We therefore propose to detect sparse feature points only in the reference images. Keeping these sparse feature points is important as they provide the 3D information required to compute the camera pose in an efficient way. To match these points against the query image, we perform an exhaustive search, which can be implemented efficiently with convolutional operations—the matching procedure takes 10ms on average in our implementation. Moreover, we notice that the image features extracted by VGG when trained together with NetVLAD to compute a robust global image descriptor provide local descriptions that are remarkably robust to capture condition changes. For our exhaustive search, we therefore rely on these features, which are sometimes called ’Hypercolumns’ [24].
We call the resulting matching method ’Sparse-to-Dense Hypercolumn Matching’. We show that when used together with a powerful retrieval method, it outperforms existing pipelines on several challenging outdoor localization datasets.
The rest of the paper is structured as follows: Section 2 discusses the related work while section 3 introduces our localization pipeline. Our novel ‘Sparse-to-Dense Hypercolumn Matching’ approach is presented in section 4. Section 5 describes our experimental setup to thoroughly evaluate our approach in the context of long-term localization, and provides localization results. Source code will be made available.
2 Related Work
In this section, we review existing approaches tackling the problem of long-term visual localization. We distinguish structure-based methods, which leverage a 3D model of the scene, from retrieval-based methods, which do not.
2.1 Structure-Based Localization
Structure-based methods regress the full 6 DoF camera pose of query images using direct 2D-3D correspondences. Such methods [39, 38, 41, 54, 60, 66] work by first acquiring a point-cloud model of the scene through SfM, and computing local feature descriptors like SIFT [42], RootSIFT [3] or LIFT [73]. These descriptors are in turn used to obtain 2D-to-3D correspondences, and the predicted camera can usually be inferred from those matches using RANSAC [19, 59] combined with a Perspective-n-Point (PP) solver [37, 13, 23, 35].
In consistent daytime conditions, such methods achieve very competitive results [57, 66, 60, 72]. However, they rely heavily on the accuracy and robustness of the local 2D-3D correspondences. Research in structure-based approaches mostly focuses on improving descriptor matching efficiency [15, 38, 57, 40, 36, 43], speed [26, 18] and robustness [67, 55, 39, 54, 66, 75]. Yet, under strong condition changes, failures in direct matching start to appear and damage the localization performance [58]. In order to improve the robustness of local feature descriptors and thus increase long-term localization performance, recent methods have used semantic reasoning [69]. Indeed, semantic maps are to some extent condition-invariant, and can enhance either the feature matching stage [6, 34, 65, 62] or the pose estimation stage [69]. While being accurate at small scale, feature-based methods bottleneck is scalability. In large-scale scenarios, both the construction of precise 3D models (and their maintenance) and local feature-matching is challenging and expensive [60].

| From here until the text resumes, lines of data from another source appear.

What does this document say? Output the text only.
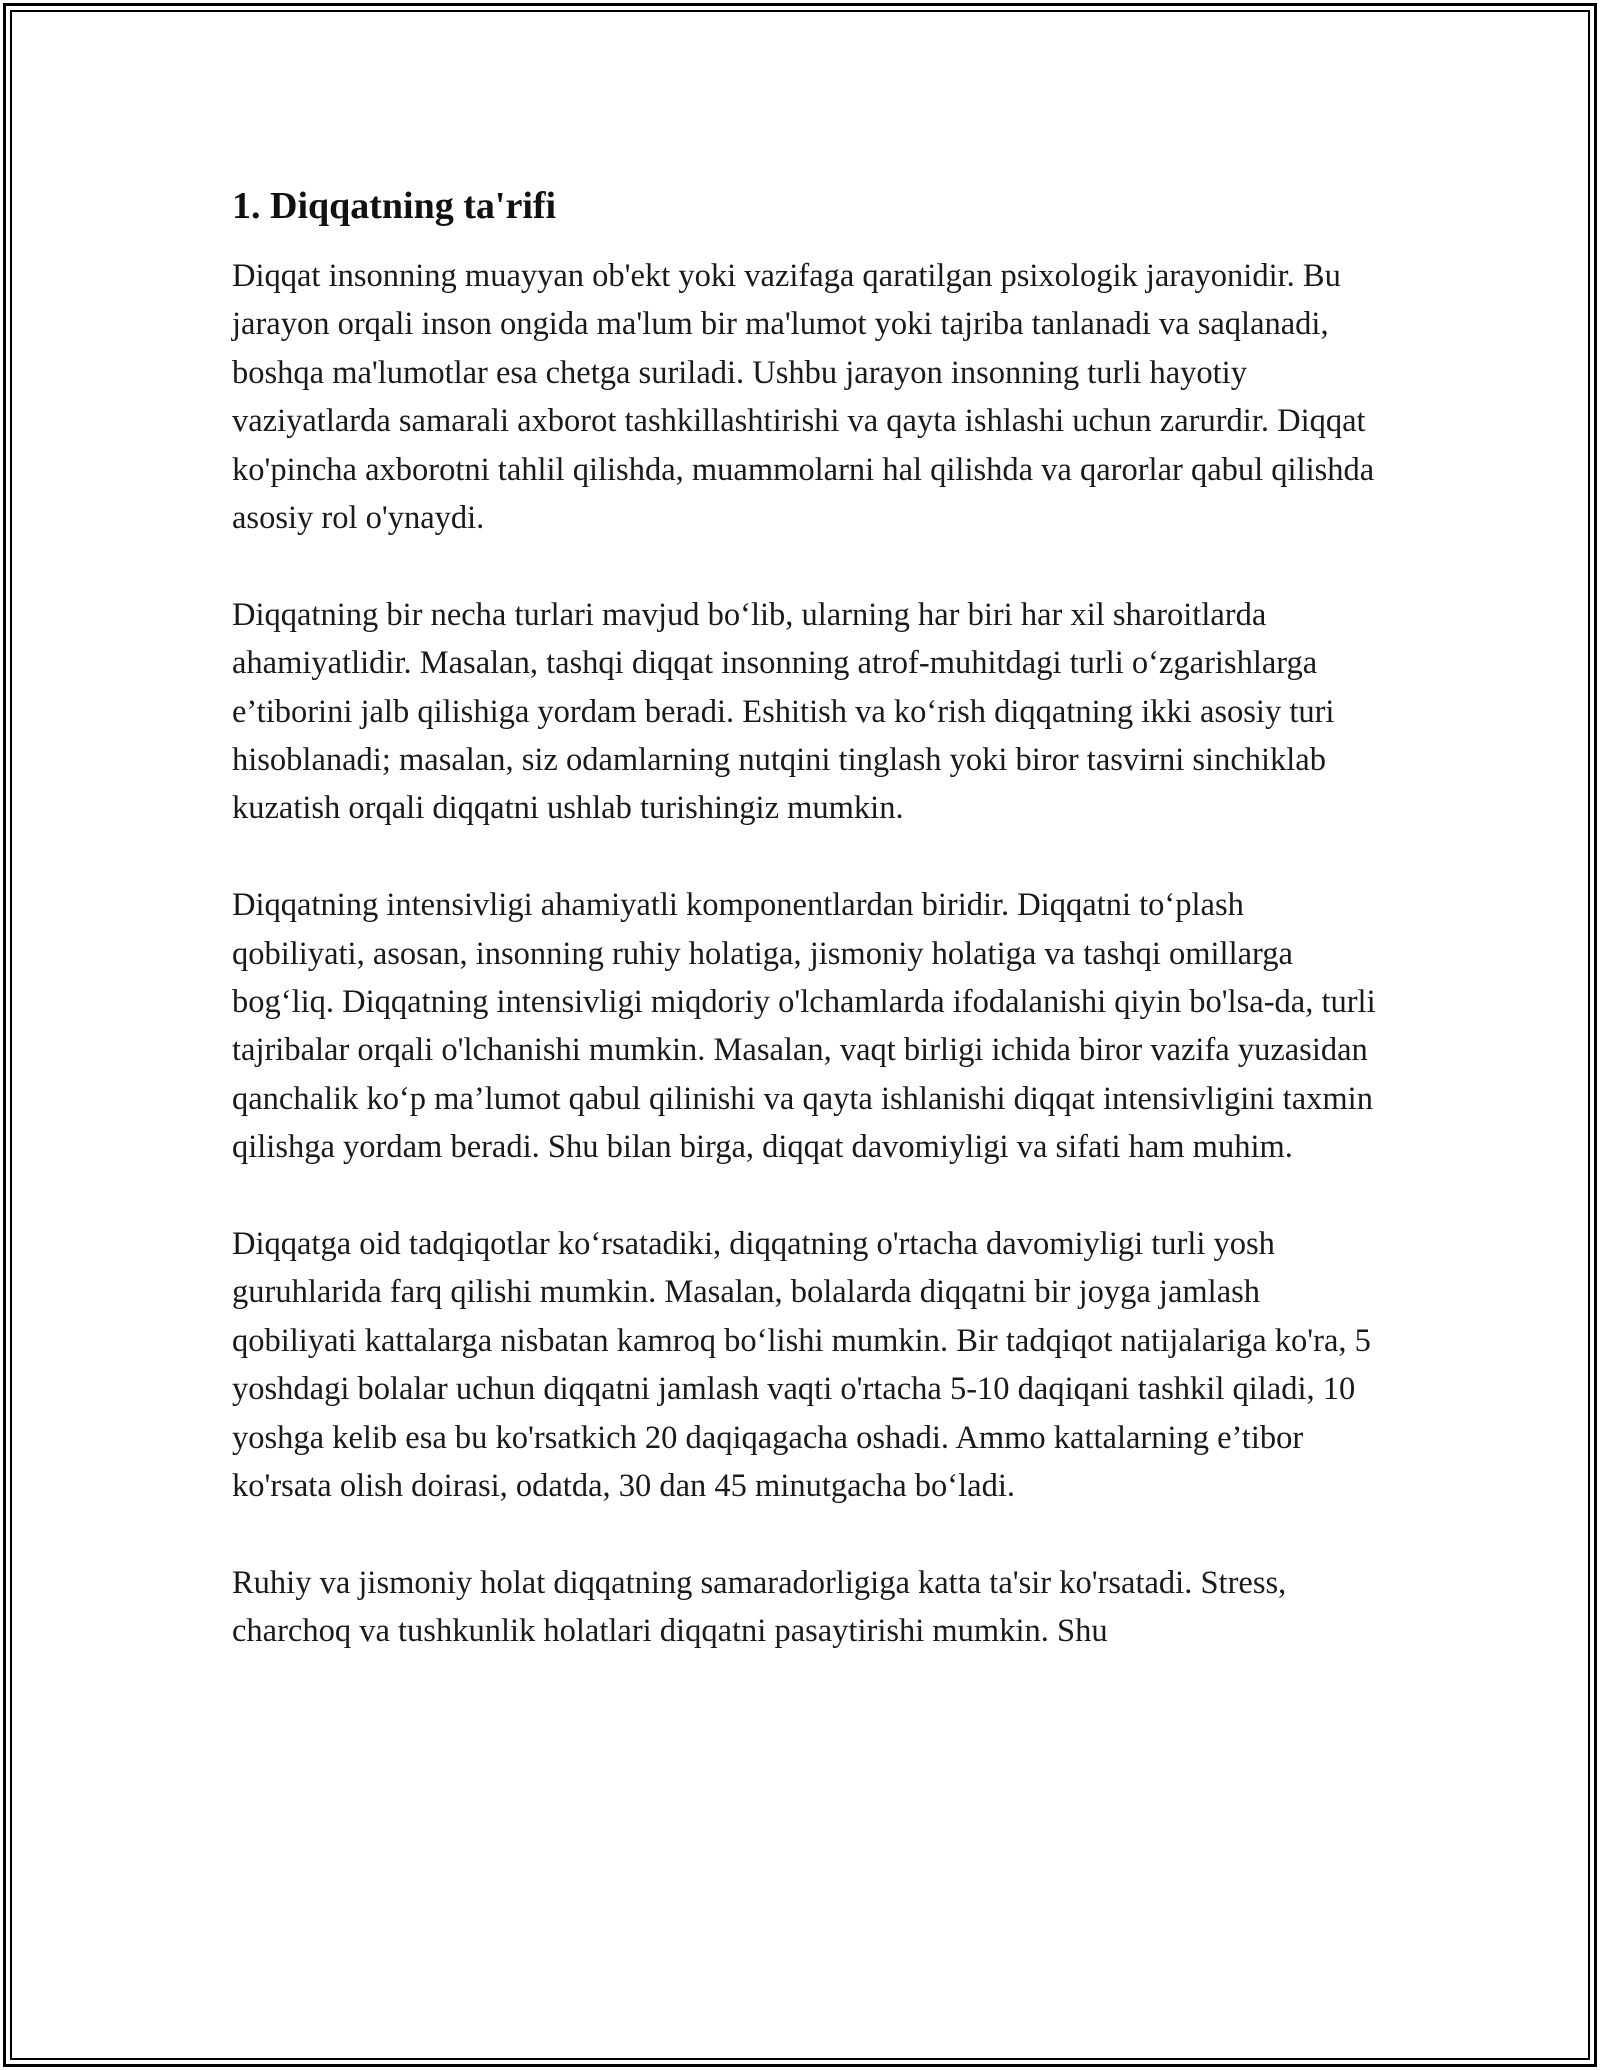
1. Diqqatning ta'rifi

Diqqat insonning muayyan ob'ekt yoki vazifaga qaratilgan psixologik jarayonidir. Bu jarayon orqali inson ongida ma'lum bir ma'lumot yoki tajriba tanlanadi va saqlanadi, boshqa ma'lumotlar esa chetga suriladi. Ushbu jarayon insonning turli hayotiy vaziyatlarda samarali axborot tashkillashtirishi va qayta ishlashi uchun zarurdir. Diqqat ko'pincha axborotni tahlil qilishda, muammolarni hal qilishda va qarorlar qabul qilishda asosiy rol o'ynaydi.

Diqqatning bir necha turlari mavjud bo‘lib, ularning har biri har xil sharoitlarda ahamiyatlidir. Masalan, tashqi diqqat insonning atrof-muhitdagi turli o‘zgarishlarga e’tiborini jalb qilishiga yordam beradi. Eshitish va ko‘rish diqqatning ikki asosiy turi hisoblanadi; masalan, siz odamlarning nutqini tinglash yoki biror tasvirni sinchiklab kuzatish orqali diqqatni ushlab turishingiz mumkin.

Diqqatning intensivligi ahamiyatli komponentlardan biridir. Diqqatni to‘plash qobiliyati, asosan, insonning ruhiy holatiga, jismoniy holatiga va tashqi omillarga bog‘liq. Diqqatning intensivligi miqdoriy o'lchamlarda ifodalanishi qiyin bo'lsa-da, turli tajribalar orqali o'lchanishi mumkin. Masalan, vaqt birligi ichida biror vazifa yuzasidan qanchalik ko‘p ma’lumot qabul qilinishi va qayta ishlanishi diqqat intensivligini taxmin qilishga yordam beradi. Shu bilan birga, diqqat davomiyligi va sifati ham muhim.

Diqqatga oid tadqiqotlar ko‘rsatadiki, diqqatning o'rtacha davomiyligi turli yosh guruhlarida farq qilishi mumkin. Masalan, bolalarda diqqatni bir joyga jamlash qobiliyati kattalarga nisbatan kamroq bo‘lishi mumkin. Bir tadqiqot natijalariga ko'ra, 5 yoshdagi bolalar uchun diqqatni jamlash vaqti o'rtacha 5-10 daqiqani tashkil qiladi, 10 yoshga kelib esa bu ko'rsatkich 20 daqiqagacha oshadi. Ammo kattalarning e’tibor ko'rsata olish doirasi, odatda, 30 dan 45 minutgacha bo‘ladi.

Ruhiy va jismoniy holat diqqatning samaradorligiga katta ta'sir ko'rsatadi. Stress, charchoq va tushkunlik holatlari diqqatni pasaytirishi mumkin. Shu
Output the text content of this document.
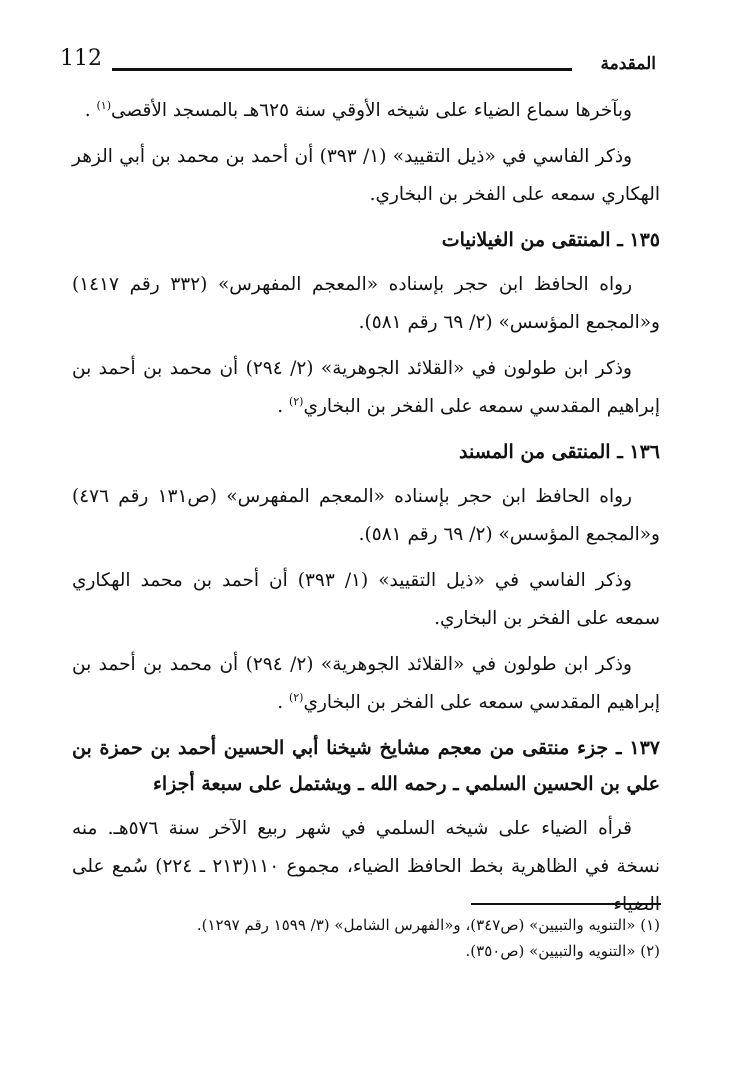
112	المقدمة

وبآخرها سماع الضياء على شيخه الأوقي سنة ٦٢٥هـ بالمسجد الأقصى$^{(١)}$ .

وذكر الفاسي في «ذيل التقييد» (١/ ٣٩٣) أن أحمد بن محمد بن أبي الزهر الهكاري سمعه على الفخر بن البخاري.

١٣٥ ـ المنتقى من الغيلانيات

رواه الحافظ ابن حجر بإسناده «المعجم المفهرس» (٣٣٢ رقم ١٤١٧) و«المجمع المؤسس» (٢/ ٦٩ رقم ٥٨١).

وذكر ابن طولون في «القلائد الجوهرية» (٢/ ٢٩٤) أن محمد بن أحمد بن إبراهيم المقدسي سمعه على الفخر بن البخاري$^{(٢)}$ .

١٣٦ ـ المنتقى من المسند

رواه الحافظ ابن حجر بإسناده «المعجم المفهرس» (ص١٣١ رقم ٤٧٦) و«المجمع المؤسس» (٢/ ٦٩ رقم ٥٨١).

وذكر الفاسي في «ذيل التقييد» (١/ ٣٩٣) أن أحمد بن محمد الهكاري سمعه على الفخر بن البخاري.

وذكر ابن طولون في «القلائد الجوهرية» (٢/ ٢٩٤) أن محمد بن أحمد بن إبراهيم المقدسي سمعه على الفخر بن البخاري$^{(٢)}$ .

١٣٧ ـ جزء منتقى من معجم مشايخ شيخنا أبي الحسين أحمد بن حمزة بن علي بن الحسين السلمي ـ رحمه الله ـ ويشتمل على سبعة أجزاء

قرأه الضياء على شيخه السلمي في شهر ربيع الآخر سنة ٥٧٦هـ. منه نسخة في الظاهرية بخط الحافظ الضياء، مجموع ١١٠(٢١٣ ـ ٢٢٤) سُمع على الضياء

(١) «التنويه والتبيين» (ص٣٤٧)، و«الفهرس الشامل» (٣/ ١٥٩٩ رقم ١٢٩٧).

(٢) «التنويه والتبيين» (ص٣٥٠).
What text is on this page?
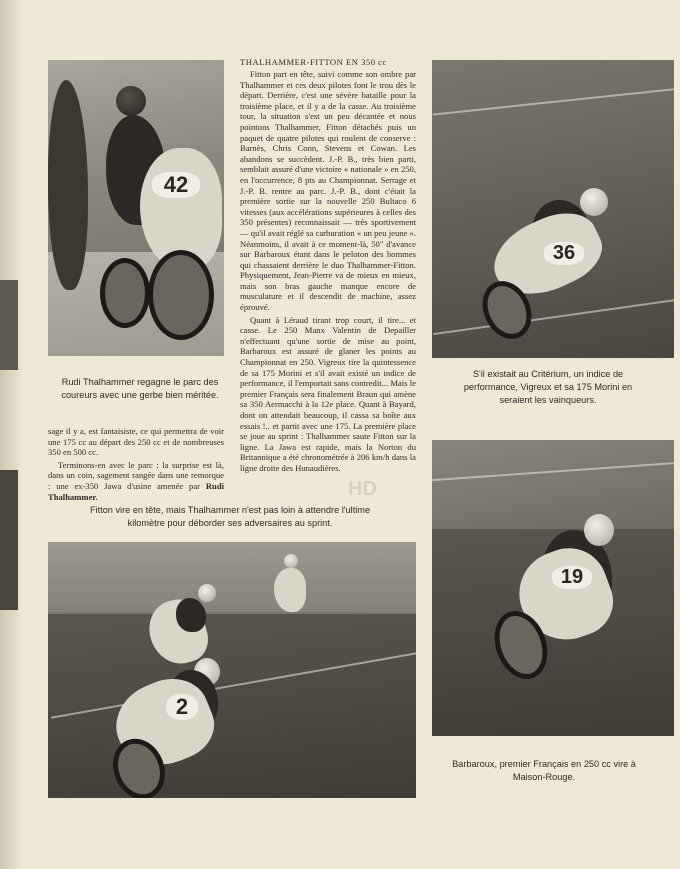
42
THALHAMMER-FITTON EN 350 cc

Fitton part en tête, suivi comme son ombre par Thalhammer et ces deux pilotes font le trou dès le départ. Derrière, c'est une sévère bataille pour la troisième place, et il y a de la casse. Au troisième tour, la situation s'est un peu décantée et nous pointons Thalhammer, Fitton détachés puis un paquet de quatre pilotes qui roulent de conserve : Barnès, Chris Conn, Stevens et Cowan. Les abandons se succèdent. J.-P. B., très bien parti, semblait assuré d'une victoire « nationale » en 250, en l'occurrence, 8 pts au Championnat. Serrage et J.-P. B. rentre au parc. J.-P. B., dont c'était la première sortie sur la nouvelle 250 Bultaco 6 vitesses (aux accélérations supérieures à celles des 350 présentes) reconnaissait — très sportivement — qu'il avait réglé sa carburation « un peu jeune ». Néanmoins, il avait à ce moment-là, 50" d'avance sur Barbaroux étant dans le peloton des hommes qui chassaient derrière le duo Thalhammer-Fitton. Physiquement, Jean-Pierre va de mieux en mieux, mais son bras gauche manque encore de musculature et il descendit de machine, assez éprouvé.

Quant à Léraud tirant trop court, il tire... et casse. Le 250 Manx Valentin de Depailler n'effectuant qu'une sortie de mise au point, Barbaroux est assuré de glaner les points au Championnat en 250. Vigreux tire la quintessence de sa 175 Morini et s'il avait existé un indice de performance, il l'emportait sans contredit... Mais le premier Français sera finalement Braun qui amène sa 350 Aermacchi à la 12e place. Quant à Bayard, dont on attendait beaucoup, il cassa sa boîte aux essais !.. et partit avec une 175. La première place se joue au sprint : Thalhammer saute Fitton sur la ligne. La Jawa est rapide, mais la Norton du Britannique a été chronométrée à 206 km/h dans la ligne droite des Hunaudières.

36
Rudi Thalhammer regagne le parc des coureurs avec une gerbe bien méritée.
S'il existait au Critérium, un indice de performance, Vigreux et sa 175 Morini en seraient les vainqueurs.

sage il y a, est fantaisiste, ce qui permettra de voir une 175 cc au départ des 250 cc et de nombreuses 350 en 500 cc.

Terminons-en avec le parc : la surprise est là, dans un coin, sagement rangée dans une remorque : une ex-350 Jawa d'usine amenée par Rudi Thalhammer.	HD
19
Fitton vire en tête, mais Thalhammer n'est pas loin à attendre l'ultime kilomètre pour déborder ses adversaires au sprint.
2
Barbaroux, premier Français en 250 cc vire à Maison-Rouge.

2.2 Image-Based Localization
In image-based, or retrieval-based, localization methods, accuracy is traded-off for scalability. The scene is modeled as an image database containing ground-truth 6-DoF pose annotations. To infer the pose of a visual query, one can use compact image-level representations to retrieve the top-ranked image from the database and use their labels as pose approximation [14, 74, 76, 60]. The need for ground-truth 3D geometry is alleviated, and this method can easily generalize to large-scale environments.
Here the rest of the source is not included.